A database foi provida pela Olist, uma empresa de marketplace situada no Brasil. A Olist conecta pequenos negócios por todo o Brasil de uma forma simples. Vendedores conseguem vender seus produtos diretamente pela Olist Store, as entregas são feitas por meio de parceiros.

Problema de Negócio:¶

Quais são os principais fatores que alavancam o número de vendas? Quais os fatores que impactam na avaliação do cliente?

Observação:¶

Esse é o segundo notebook, onde iremos realizar clusterização e analisar os mesmos afim de promover insights.
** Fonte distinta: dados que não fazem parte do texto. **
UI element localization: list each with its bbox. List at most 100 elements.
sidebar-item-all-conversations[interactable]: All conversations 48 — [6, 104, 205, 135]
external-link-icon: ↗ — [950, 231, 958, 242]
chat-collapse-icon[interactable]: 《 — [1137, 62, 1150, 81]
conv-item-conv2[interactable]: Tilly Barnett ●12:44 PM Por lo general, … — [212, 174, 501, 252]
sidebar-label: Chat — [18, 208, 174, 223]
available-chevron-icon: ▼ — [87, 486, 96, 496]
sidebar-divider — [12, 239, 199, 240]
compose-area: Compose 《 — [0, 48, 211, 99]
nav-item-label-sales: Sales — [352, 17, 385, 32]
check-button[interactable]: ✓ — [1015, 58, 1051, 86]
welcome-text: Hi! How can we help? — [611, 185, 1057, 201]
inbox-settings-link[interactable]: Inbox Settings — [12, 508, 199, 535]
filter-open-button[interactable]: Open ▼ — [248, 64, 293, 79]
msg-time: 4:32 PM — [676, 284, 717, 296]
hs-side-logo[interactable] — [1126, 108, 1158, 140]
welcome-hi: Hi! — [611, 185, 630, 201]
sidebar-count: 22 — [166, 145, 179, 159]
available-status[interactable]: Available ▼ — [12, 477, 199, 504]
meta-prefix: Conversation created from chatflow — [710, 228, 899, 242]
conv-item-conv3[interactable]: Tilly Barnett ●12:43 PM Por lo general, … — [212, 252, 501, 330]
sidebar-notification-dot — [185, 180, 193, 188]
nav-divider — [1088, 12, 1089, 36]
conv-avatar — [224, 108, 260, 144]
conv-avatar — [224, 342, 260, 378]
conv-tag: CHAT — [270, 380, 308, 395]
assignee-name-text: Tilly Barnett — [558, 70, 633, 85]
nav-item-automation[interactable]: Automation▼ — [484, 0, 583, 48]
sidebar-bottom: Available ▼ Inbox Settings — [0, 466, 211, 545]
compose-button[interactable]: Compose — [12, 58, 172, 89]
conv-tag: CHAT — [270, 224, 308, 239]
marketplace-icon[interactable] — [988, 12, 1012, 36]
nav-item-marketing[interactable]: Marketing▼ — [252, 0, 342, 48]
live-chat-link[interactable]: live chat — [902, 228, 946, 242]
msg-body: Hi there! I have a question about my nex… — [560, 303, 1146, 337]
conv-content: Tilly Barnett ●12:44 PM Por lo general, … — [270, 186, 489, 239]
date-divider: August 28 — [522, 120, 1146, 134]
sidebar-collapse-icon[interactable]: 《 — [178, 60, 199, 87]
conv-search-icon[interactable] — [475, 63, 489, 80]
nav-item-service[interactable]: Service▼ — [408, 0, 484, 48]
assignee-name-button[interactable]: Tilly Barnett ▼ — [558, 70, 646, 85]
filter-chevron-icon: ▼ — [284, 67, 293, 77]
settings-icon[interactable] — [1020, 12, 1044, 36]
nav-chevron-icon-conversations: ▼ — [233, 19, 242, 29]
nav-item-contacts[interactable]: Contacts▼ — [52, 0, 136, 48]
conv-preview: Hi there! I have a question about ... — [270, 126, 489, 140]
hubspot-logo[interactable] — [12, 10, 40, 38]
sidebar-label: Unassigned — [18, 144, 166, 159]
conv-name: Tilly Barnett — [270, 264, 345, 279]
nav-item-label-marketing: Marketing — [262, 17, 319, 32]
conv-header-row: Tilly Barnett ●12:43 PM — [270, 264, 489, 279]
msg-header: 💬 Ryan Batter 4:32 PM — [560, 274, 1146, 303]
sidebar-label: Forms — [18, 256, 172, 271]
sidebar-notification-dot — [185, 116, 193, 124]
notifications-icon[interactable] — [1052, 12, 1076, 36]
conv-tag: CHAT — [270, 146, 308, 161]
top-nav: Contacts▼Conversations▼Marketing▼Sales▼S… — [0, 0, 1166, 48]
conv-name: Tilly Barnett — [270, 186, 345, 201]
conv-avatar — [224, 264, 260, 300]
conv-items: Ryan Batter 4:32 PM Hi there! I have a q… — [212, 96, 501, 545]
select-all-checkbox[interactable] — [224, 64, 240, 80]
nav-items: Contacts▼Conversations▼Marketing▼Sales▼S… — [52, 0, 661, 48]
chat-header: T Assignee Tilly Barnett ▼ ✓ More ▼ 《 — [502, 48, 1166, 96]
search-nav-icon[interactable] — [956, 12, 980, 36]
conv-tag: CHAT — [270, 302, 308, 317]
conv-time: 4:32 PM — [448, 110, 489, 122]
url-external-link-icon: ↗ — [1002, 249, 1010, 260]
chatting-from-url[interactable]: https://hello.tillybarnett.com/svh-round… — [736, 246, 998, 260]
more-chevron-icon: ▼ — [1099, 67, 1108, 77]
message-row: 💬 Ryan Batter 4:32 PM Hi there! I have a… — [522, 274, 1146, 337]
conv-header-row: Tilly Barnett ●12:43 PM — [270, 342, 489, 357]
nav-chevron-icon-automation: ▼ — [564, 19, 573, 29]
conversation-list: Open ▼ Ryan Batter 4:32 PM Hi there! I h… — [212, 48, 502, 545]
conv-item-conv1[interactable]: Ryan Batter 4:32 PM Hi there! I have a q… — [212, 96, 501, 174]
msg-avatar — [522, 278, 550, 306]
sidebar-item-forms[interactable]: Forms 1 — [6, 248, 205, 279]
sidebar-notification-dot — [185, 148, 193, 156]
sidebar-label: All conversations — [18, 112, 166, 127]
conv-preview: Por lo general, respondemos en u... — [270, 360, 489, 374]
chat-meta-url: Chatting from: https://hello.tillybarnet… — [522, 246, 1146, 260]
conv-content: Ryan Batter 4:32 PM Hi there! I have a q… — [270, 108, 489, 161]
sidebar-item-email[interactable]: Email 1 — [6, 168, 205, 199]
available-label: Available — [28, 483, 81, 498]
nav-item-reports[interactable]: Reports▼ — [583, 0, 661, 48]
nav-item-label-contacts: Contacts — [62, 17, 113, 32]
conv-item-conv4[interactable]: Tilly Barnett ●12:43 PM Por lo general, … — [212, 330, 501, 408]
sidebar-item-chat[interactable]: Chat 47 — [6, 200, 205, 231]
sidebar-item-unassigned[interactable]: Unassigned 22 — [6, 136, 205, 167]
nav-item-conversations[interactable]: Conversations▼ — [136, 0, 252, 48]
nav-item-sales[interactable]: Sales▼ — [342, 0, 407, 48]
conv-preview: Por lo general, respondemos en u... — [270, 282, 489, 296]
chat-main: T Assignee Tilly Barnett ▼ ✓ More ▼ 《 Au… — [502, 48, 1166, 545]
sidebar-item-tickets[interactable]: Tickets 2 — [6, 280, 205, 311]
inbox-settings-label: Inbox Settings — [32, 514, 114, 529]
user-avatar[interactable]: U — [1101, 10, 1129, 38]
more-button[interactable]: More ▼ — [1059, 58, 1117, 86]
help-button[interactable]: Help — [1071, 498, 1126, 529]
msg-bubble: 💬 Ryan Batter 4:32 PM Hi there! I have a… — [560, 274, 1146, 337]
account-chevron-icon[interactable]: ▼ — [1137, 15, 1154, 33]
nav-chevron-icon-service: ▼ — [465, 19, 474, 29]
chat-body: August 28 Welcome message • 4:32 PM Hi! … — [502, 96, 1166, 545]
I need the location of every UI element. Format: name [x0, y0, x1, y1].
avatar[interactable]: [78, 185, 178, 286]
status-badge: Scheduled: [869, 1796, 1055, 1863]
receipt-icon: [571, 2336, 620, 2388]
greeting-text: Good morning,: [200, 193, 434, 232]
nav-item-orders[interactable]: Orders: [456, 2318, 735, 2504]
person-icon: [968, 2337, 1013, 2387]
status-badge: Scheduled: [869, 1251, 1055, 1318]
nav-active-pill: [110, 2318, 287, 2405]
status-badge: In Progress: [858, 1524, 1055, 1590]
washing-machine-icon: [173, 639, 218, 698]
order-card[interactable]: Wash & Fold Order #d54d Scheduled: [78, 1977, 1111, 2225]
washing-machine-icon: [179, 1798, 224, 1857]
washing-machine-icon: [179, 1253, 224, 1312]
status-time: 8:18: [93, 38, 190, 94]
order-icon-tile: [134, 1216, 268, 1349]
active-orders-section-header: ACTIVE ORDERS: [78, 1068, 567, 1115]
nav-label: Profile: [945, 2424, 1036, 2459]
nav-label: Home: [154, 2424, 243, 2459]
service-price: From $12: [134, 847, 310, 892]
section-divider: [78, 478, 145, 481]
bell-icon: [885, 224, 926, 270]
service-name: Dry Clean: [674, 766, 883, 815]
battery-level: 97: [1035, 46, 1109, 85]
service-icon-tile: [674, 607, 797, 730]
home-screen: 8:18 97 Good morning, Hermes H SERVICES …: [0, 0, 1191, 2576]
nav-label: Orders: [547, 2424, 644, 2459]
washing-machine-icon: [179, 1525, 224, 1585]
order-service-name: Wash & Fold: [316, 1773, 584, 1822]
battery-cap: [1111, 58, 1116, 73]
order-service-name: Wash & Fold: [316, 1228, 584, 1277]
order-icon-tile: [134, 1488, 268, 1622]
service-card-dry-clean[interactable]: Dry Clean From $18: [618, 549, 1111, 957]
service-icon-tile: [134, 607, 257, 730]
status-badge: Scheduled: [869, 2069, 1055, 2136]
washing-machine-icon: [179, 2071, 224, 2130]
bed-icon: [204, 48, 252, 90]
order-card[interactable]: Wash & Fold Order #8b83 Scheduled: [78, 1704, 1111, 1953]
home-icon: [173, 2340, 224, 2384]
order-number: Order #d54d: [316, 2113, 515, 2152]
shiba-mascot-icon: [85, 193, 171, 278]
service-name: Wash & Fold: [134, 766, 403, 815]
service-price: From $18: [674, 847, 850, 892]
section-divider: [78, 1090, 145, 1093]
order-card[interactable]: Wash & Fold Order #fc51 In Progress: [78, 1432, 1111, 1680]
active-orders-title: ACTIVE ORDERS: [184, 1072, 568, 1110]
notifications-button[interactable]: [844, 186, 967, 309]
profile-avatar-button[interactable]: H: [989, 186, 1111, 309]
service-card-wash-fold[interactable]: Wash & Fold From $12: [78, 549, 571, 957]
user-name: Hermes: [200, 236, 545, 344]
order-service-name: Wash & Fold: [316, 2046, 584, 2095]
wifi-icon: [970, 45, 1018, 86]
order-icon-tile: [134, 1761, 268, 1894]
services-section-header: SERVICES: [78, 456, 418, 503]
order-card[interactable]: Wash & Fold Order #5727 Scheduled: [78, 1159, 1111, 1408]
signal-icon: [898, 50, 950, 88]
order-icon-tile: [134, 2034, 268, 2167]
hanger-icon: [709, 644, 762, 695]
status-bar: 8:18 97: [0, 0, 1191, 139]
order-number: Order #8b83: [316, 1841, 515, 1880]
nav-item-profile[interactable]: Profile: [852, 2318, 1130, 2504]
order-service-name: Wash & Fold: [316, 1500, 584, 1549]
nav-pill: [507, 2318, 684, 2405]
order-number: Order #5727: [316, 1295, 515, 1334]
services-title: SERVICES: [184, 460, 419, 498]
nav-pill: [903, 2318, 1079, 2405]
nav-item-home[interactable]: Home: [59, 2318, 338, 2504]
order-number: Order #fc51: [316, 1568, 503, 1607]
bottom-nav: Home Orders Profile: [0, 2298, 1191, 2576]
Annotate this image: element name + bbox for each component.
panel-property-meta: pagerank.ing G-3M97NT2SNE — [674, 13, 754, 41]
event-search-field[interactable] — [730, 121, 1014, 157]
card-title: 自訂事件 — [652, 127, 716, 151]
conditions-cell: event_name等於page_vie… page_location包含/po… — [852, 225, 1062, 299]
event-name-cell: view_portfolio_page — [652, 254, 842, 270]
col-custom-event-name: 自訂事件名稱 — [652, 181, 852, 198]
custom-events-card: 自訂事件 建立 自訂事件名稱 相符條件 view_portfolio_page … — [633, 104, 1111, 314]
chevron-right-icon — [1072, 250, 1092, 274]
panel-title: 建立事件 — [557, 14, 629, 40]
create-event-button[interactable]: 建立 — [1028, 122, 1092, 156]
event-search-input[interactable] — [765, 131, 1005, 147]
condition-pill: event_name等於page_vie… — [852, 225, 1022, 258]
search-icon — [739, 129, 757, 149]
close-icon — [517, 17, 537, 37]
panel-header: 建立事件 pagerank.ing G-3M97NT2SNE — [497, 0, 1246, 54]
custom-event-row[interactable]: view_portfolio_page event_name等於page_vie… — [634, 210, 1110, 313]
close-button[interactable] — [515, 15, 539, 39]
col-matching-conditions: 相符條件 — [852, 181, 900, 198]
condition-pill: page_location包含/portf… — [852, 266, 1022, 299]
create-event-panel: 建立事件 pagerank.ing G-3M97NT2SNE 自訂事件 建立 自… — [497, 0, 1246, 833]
No primeiro notebook com o prefixo '01', realizamos toda a visualização do conjunto, onde foram retirados alguns insights que serão utilizados ao longo das proximas etapas.

In [1]:
import pandas as pd
import numpy as np
import re
import plotly.graph_objects as go

from warnings import simplefilter
from functools import reduce
from sklearn.preprocessing import LabelEncoder
from sklearn.preprocessing import MinMaxScaler, StandardScaler
from math import ceil
from sklearn.cluster import KMeans
from sklearn.metrics import silhouette_score
from IPython.display import HTML, display
In [2]:
# Versões dos pacotes usados neste jupyter notebook
%reload_ext watermark
%watermark -a "Herikc Brecher" --iversions
Author: Herikc Brecher

plotly: 5.6.0
re    : 2.2.1
numpy : 1.21.5
pandas: 1.4.2

In [3]:
simplefilter(action='ignore', category=FutureWarning)
In [4]:
# Seed de Aleatoriedade
seed_ = 194
np.random.seed(seed_)

1. Carregamento dos Dados¶

image.png

In [5]:
# Carregamento de todos datasets
dtCustomers = pd.read_csv('../data/olist_customers_dataset.csv', encoding = 'utf8', dtype={'customer_zip_code_prefix': str})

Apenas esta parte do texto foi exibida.